Part of the Great Western Railway, the Strawberry Line was completed in 1869. It became an important line for passengers and freight carrying dairy produce, stone, and, of course, the famous Cheddar strawberries from which it takes its name.
The line was busy for nearly a century until it was closed in 1965. Since then the line has been reclaimed by nature and is managed to protect and enhance a rich variety of wildlife habitats from ponds and wetlands to limestone grassland and dense scrub.
Work began converting the line to a walking and cycling route in 1983 by volunteers from the Cheddar Valley Walk Society. Improvements are still being made to the route 25 years later and more exciting projects are planned for the future including extending the route. The Strawberry Line project would not be possible without the ongoing support of a variety of volunteers and organisations.
Attractions along the route
Yatton Station is a mainline station with local trains running to/from Weston-super-Mare and Bristol as well as direct trains to London. From Yatton a branch line used to head north to Clevedon and south to Cheddar. This could be used as start point for most if travelling from Weston-super-Mare as it is the easiest way to get to the Strawberry Line.
Biddle Street Site of Special Scientific Interest is drained by a network of ditches that act as 'wet fences' between the fields. These ditches and their banks are rich in wild flowers and home to dragonflies and reed and sedge warblers.
Congresbury Station was once the junction with the Wrington Vale Light Railway.

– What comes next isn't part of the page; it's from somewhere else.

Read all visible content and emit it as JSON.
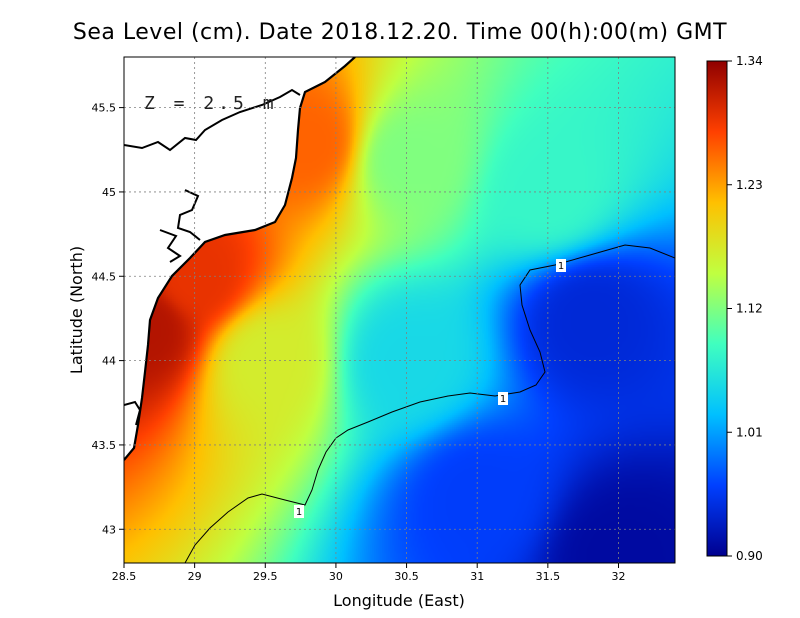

Thatchers Cider is made in Sandford from apples that are grown locally. The path passes through some of their orchards near Sandford, and you can try or buy their products at the Thatchers Farm Shop in the village. For more, see; http://www.loveweston.com/things-to-do/thatchers-cider-p1557493
Shute Shelve Tunnel takes the line through the heart of the Mendip Hills and contains several limestone formations.
Winscombe Station has been restored and you can walk a timeline along the platform which ends at the Millennium Green.
Axbridge has changed little over the centuries and visitors can still wander around the charming medieval streets and soak up hundreds of years of history.
Cheddar Reservoir was opened in 1938 and was designed to pump water from underground springs and rivers to serve the population of Bristol.
Cheddar Gorge reaches the 500 feet and the sides of the ravine boast the highest inland cliffs in the country. Cheddar Caves were inhabited by our early ancestors 40,000 years ago and Britain's oldest complete skeleton, Cheddar Man, is on display.